Last year marked 30 years since my very first singing lesson. I had always sung and loved singing, but I wasn't a natural. I was a breathy, uncertain teenager with a breathy, uncertain voice, and when I sang, my friends used to roll their eyes and tell me to shut up.
Even with lessons, I was slow to improve. Months after I started learning, my high school ran auditions for The Wizard of OZ. I was a short first year, perfect munchkin height, but I didn't get in to the chorus. I still remember the feeling - sitting there in the school hall after all the successful names had been read out, embarrassed, hurt, disbelieving.

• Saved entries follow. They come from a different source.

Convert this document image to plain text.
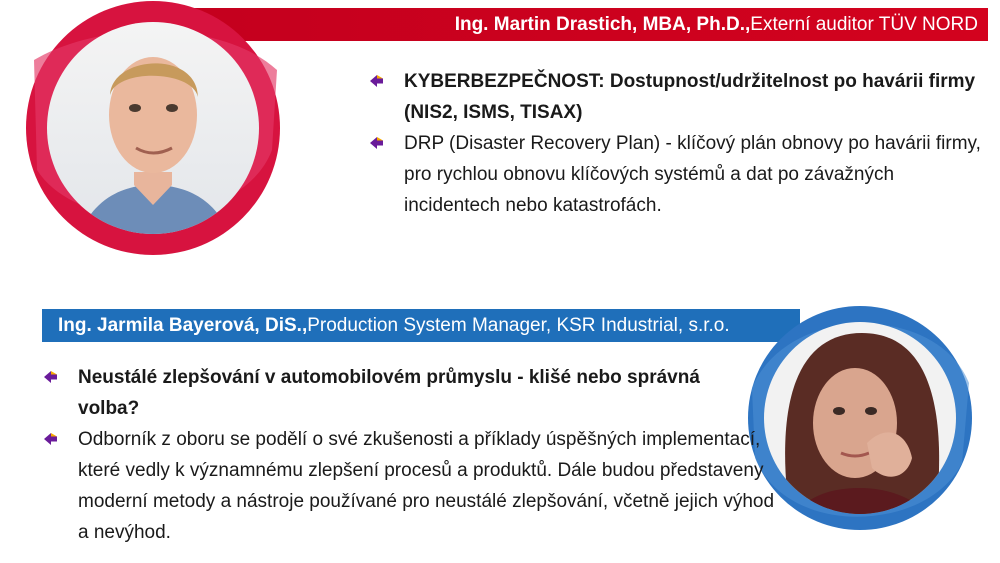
Ing. Martin Drastich, MBA, Ph.D., Externí auditor TÜV NORD
KYBERBEZPEČNOST: Dostupnost/udržitelnost po havárii firmy (NIS2, ISMS, TISAX)
DRP (Disaster Recovery Plan) - klíčový plán obnovy po havárii firmy, pro rychlou obnovu klíčových systémů a dat po závažných incidentech nebo katastrofách.
Ing. Jarmila Bayerová, DiS., Production System Manager, KSR Industrial, s.r.o.
Neustálé zlepšování v automobilovém průmyslu - klišé nebo správná volba?
Odborník z oboru se podělí o své zkušenosti a příklady úspěšných implementací, které vedly k významnému zlepšení procesů a produktů. Dále budou představeny moderní metody a nástroje používané pro neustálé zlepšování, včetně jejich výhod a nevýhod.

I kept going and got better, although I still haven't been a munchkin. Learning singing taught me two things. I learnt how to sing but more importantly I learnt that singing is something people can learn. It isn't natural for everyone, certainly wasn't natural for me, and there's nothing wrong with that. This lesson has shaped my whole approach to music as a singer, teacher and composer.
Last year I composed a collection of pedagogical songs for folks learning singing. These songs each focus on and support one technical aspect of singing. I wrote them to be very simple and easy to sing. but I also wanted them to be genuinely beautiful songs. They are incorporated into my online singing course Sing Well, but I'm keen to share them here, for free.
1. She Shines Like The Sun
This song is crafted to help beautiful breathing. There is space between phrases to let the belly relax and gently expand as you breathe in. The phrases start with sibilant consonants, to help engage the belly as you exhale to sing. I played the introduction for too long. Sorry about that!
2. Welcome Home
Welcome home is another song for focusing on beautiful breathing. The consonants are soft, the vowels are round and back. Every breath in is an opportunity to relax the belly, and also create a sense of easy, open, relaxed throat and jaw. The job of singing is to keep this lovely feeling in the throat and mouth as you sing.
3. Measured Moments
This song has forward consonants and vowels to help singers with breathy and/or weak tone. The consonants bring the sensation of the voice forward into the face. As you sing keep the sensation of the vowels in the same place as the consonants.
4. Far From Home
For folks who have pressed, hard voices this is a soft song to work on making singing less of a battle. The consonants are airy - keep the sense of breeze, of a little air from the consonants through the vowels. The sensation should be that it feels too easy. Perfect!